The annual awards gala begins with a cocktail hour and hors d’oeuvres, followed by a sit-down dinner and awards program. A silent auction will take place throughout the evening. Tickets are available through the Chamber of Commerce office (895 Center St., Lewiston) at $100 per person (valet parking included).

The chamber’s series of profiles on the 2017 gala honorees opens this week.

Youngstown Business of the Year: Sanger Farms & Bakery

The Niagara River Region Chamber of Commerce is pleased to announce Sanger Farms & Bakery as recipient of the Youngstown Business of the Year Award. The Youngstown Business and Professional Association assists the chamber in providing a business nomination that has shown dedication and service to the Youngstown community.

Sanger Farms & Bakery, owned by Mike and Sandy Tuck, is located at 852 Youngstown-Lockport Road, just outside the Village of Youngstown. Sandy’s parents, the Sangers, originally purchased the farm in 1974 from Howard Tower, with Mike and Sandy purchased it from her parents in 2013.
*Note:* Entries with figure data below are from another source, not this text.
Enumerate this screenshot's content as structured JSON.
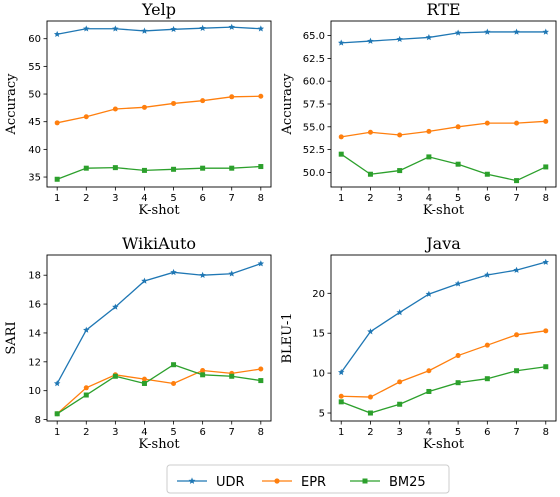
{
  "colors": {
    "UDR": "#1f77b4",
    "EPR": "#ff7f0e",
    "BM25": "#2ca02c"
  },
  "legend": {
    "entries": [
      "UDR",
      "EPR",
      "BM25"
    ],
    "placement": "bottom-center"
  },
  "chart_data": [
    {
      "type": "line",
      "title": "Yelp",
      "xlabel": "K-shot",
      "ylabel": "Accuracy",
      "x": [
        1,
        2,
        3,
        4,
        5,
        6,
        7,
        8
      ],
      "xlim": [
        0.65,
        8.35
      ],
      "ylim": [
        33.2,
        63.2
      ],
      "yticks": [
        35,
        40,
        45,
        50,
        55,
        60
      ],
      "ytick_labels": [
        "35",
        "40",
        "45",
        "50",
        "55",
        "60"
      ],
      "series": [
        {
          "name": "UDR",
          "marker": "star",
          "values": [
            60.8,
            61.8,
            61.8,
            61.4,
            61.7,
            61.9,
            62.1,
            61.8
          ]
        },
        {
          "name": "EPR",
          "marker": "circle",
          "values": [
            44.8,
            45.9,
            47.3,
            47.6,
            48.3,
            48.8,
            49.5,
            49.6
          ]
        },
        {
          "name": "BM25",
          "marker": "square",
          "values": [
            34.6,
            36.6,
            36.7,
            36.2,
            36.4,
            36.6,
            36.6,
            36.9
          ]
        }
      ]
    },
    {
      "type": "line",
      "title": "RTE",
      "xlabel": "K-shot",
      "ylabel": "Accuracy",
      "x": [
        1,
        2,
        3,
        4,
        5,
        6,
        7,
        8
      ],
      "xlim": [
        0.65,
        8.35
      ],
      "ylim": [
        48.4,
        66.6
      ],
      "yticks": [
        50.0,
        52.5,
        55.0,
        57.5,
        60.0,
        62.5,
        65.0
      ],
      "ytick_labels": [
        "50.0",
        "52.5",
        "55.0",
        "57.5",
        "60.0",
        "62.5",
        "65.0"
      ],
      "series": [
        {
          "name": "UDR",
          "marker": "star",
          "values": [
            64.2,
            64.4,
            64.6,
            64.8,
            65.3,
            65.4,
            65.4,
            65.4
          ]
        },
        {
          "name": "EPR",
          "marker": "circle",
          "values": [
            53.9,
            54.4,
            54.1,
            54.5,
            55.0,
            55.4,
            55.4,
            55.6
          ]
        },
        {
          "name": "BM25",
          "marker": "square",
          "values": [
            52.0,
            49.8,
            50.2,
            51.7,
            50.9,
            49.8,
            49.1,
            50.6
          ]
        }
      ]
    },
    {
      "type": "line",
      "title": "WikiAuto",
      "xlabel": "K-shot",
      "ylabel": "SARI",
      "x": [
        1,
        2,
        3,
        4,
        5,
        6,
        7,
        8
      ],
      "xlim": [
        0.65,
        8.35
      ],
      "ylim": [
        7.9,
        19.4
      ],
      "yticks": [
        8,
        10,
        12,
        14,
        16,
        18
      ],
      "ytick_labels": [
        "8",
        "10",
        "12",
        "14",
        "16",
        "18"
      ],
      "series": [
        {
          "name": "UDR",
          "marker": "star",
          "values": [
            10.5,
            14.2,
            15.8,
            17.6,
            18.2,
            18.0,
            18.1,
            18.8
          ]
        },
        {
          "name": "EPR",
          "marker": "circle",
          "values": [
            8.4,
            10.2,
            11.1,
            10.8,
            10.5,
            11.4,
            11.2,
            11.5
          ]
        },
        {
          "name": "BM25",
          "marker": "square",
          "values": [
            8.4,
            9.7,
            11.0,
            10.5,
            11.8,
            11.1,
            11.0,
            10.7
          ]
        }
      ]
    },
    {
      "type": "line",
      "title": "Java",
      "xlabel": "K-shot",
      "ylabel": "BLEU-1",
      "x": [
        1,
        2,
        3,
        4,
        5,
        6,
        7,
        8
      ],
      "xlim": [
        0.65,
        8.35
      ],
      "ylim": [
        4.0,
        24.8
      ],
      "yticks": [
        5,
        10,
        15,
        20
      ],
      "ytick_labels": [
        "5",
        "10",
        "15",
        "20"
      ],
      "series": [
        {
          "name": "UDR",
          "marker": "star",
          "values": [
            10.1,
            15.2,
            17.6,
            19.9,
            21.2,
            22.3,
            22.9,
            23.9
          ]
        },
        {
          "name": "EPR",
          "marker": "circle",
          "values": [
            7.1,
            7.0,
            8.9,
            10.3,
            12.2,
            13.5,
            14.8,
            15.3
          ]
        },
        {
          "name": "BM25",
          "marker": "square",
          "values": [
            6.4,
            5.0,
            6.1,
            7.7,
            8.8,
            9.3,
            10.3,
            10.8
          ]
        }
      ]
    }
  ]
}
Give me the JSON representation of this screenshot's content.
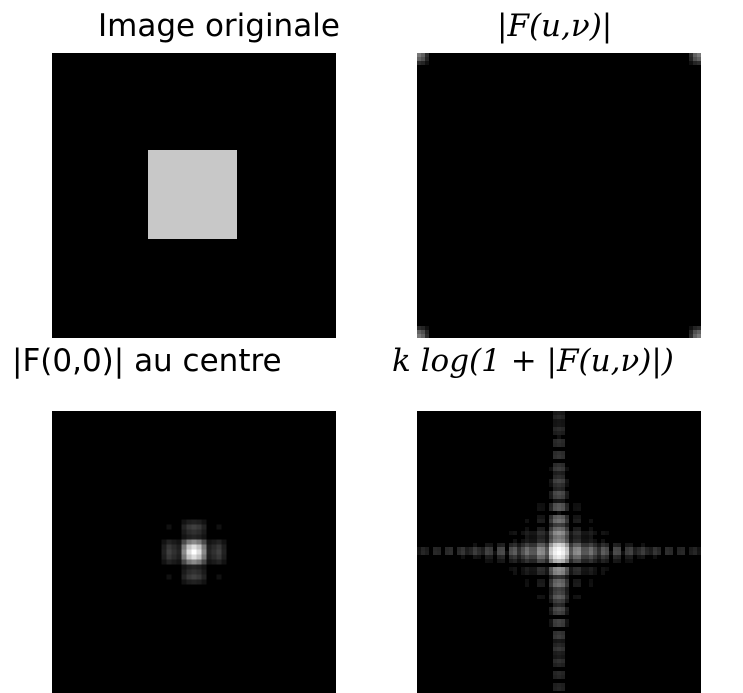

Sandy has been a fixture, baking pies and baked goods for over 40 years, alongside her mother and daughters. When Mike and Sandy took over the operations, it was a natural transition involving Mike, Sandy and the five kids: Lisa, Carly, Shari, Rogan and Claitan.

As a family-owned and -operated business, Sanger Farms is known for homemade baked goods, locally grown produce and U-Pick, sweet ciders and jams, and now the Back Barn Café, which is serving breakfast and lunch.

The farm is one of the few in Western New York that is open year-round.

Mother Nature is one of the biggest factors in running a farm. Nestled in the fertile land a couple miles from the Niagara River and a mile and a half from Lake Ontario proves to be a benefit to many crops enduring frost and drought. The 2016 summer drought affected many of the peach crops in the region; however Sanger Farms was able to produce one of its sweetest and biggest crops.